De samenwerking helpt niet alleen de landbouwers, maar ook de bedrijven die deelnemen en de merken die de producten commercialiseren in supermarkten.

Hoe ziet de samenwerking er in de praktijk uit?

We zijn de samenwerking met Soil Capital aan het eind van vorig jaar begonnen. Het gaat vandaag nog om een testfase die drie of vier jaar zal duren. Tijdens die testfase zullen 20 landbouwers, vooral gespecialiseerd in het kweken van tarwe en gelokaliseerd in België en het noorden van Frankrijk, het programma van Soil Capital volgen. Cargill ondersteunt het programma financieel en het is Soil Capital dat hen in direct en permanent contact brengt met de landbouwers. Soil Capital implementeert nieuwe opleidingstechnieken, stelt de landbouwers instrumenten voor, geeft advies en ontwikkelt technieken om de uitstoot van koolstof te verminderen of de opslag ervan in de hand te werken. Na één jaar is de feedback al heel goed : de landbouwers zijn heel blij dat ze betrokken worden bij dit programma en we zien hele goede resultaten. In 2023 of 2024 zullen we een balans opmaken van de eerste opleidingscyclus. Als de resultaten bevredigend zijn, kunnen we de gaan upscalen en het programma uitbreiden naar andere landbouwers. Tegelijk zal Cargill ook luisteren naar merken, onze klanten, om waar mogelijk en gewenst de link te leggen tussen het Soil Capital programma en hun producten.

Wat is, rechtstreeks of onrechtstreeks, het voordeel van het Soil Capital programma voor een onderneming als Cargill? 

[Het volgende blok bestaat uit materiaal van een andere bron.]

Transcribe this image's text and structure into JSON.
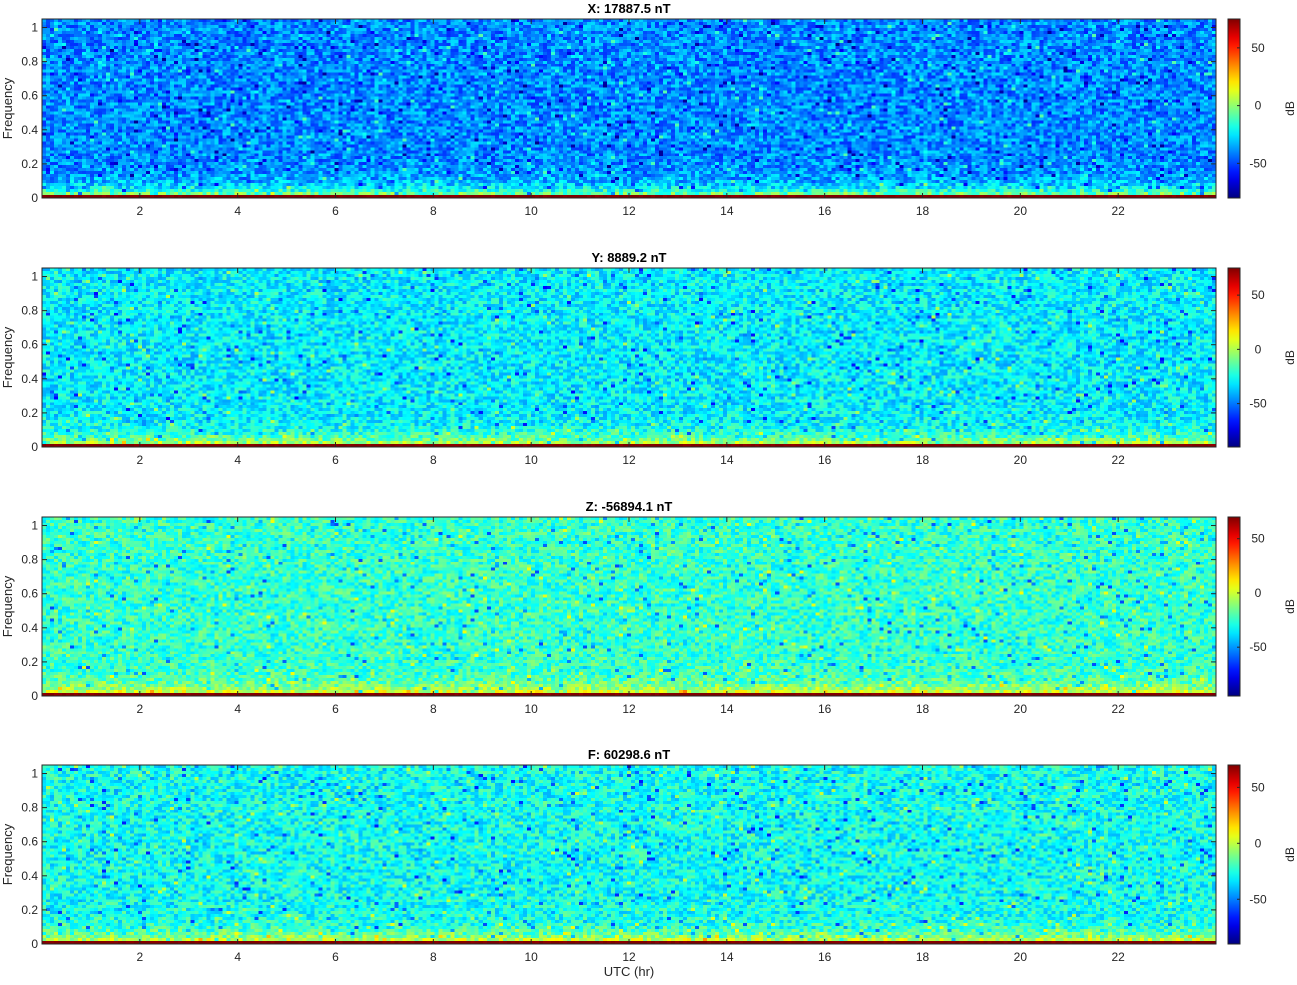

Het programma heeft als doel de landbouwers te begeleiden, maar het biedt voordelen voor de hele bevoorradingsketen. Het geeft bedrijven uit onze supply chain de mogelijkheden om stappen vooruit te zetten bij hun duurzaamheidsdoelstellingen, of het nu gaat om de reductie van hun indirecte uitstoot of in de aankoop van meer duurzame grondstoffen. Dit programma bestrijkt het hele traject van akker tot bord. Om een concreet voorbeeld te geven uit de retail : merken die zich vandaag al vooraf engageren om certificaten te kopen van landbouwers uit hun bevoorradingsketen kunnen bijvoorbeeld melden op de verpakking dat hun product of één van de ingrediënten ervan het resultaat is van landbouwbedrijven die inspanningen doen op vlak van regeneratieve landbouw en hun uitstoot van broeikasgassen verminderen. Maar het belang van dit programma beperkt zich niet tot de communicatie met de consument. Als industrie moeten we landbouwers helpen bij de eerste stappen van de klimaattransitie, omdat ze vaak angst hebben voor verandering en voor lagere inkomsten, terwijl de voordelen ervan niet altijd duidelijk zijn. Het is belangrijk om te weten dat de nieuwe manier van werken soms jaren nodig heeft om geperfectioneerd te worden. Als bedrijf dat zich engageert op vlak van duurzaamheid wil Cargill heel concreet ageren. Heel wat voedingsbedrijven, zoals Unilever of Pepsi, en zelfs ook retailers, nemen initiatief als het over duurzaamheid gaat. We zijn als pionier betrokken bij dit programma en willen ook als ambassadeur ervan optreden bij onze klanten.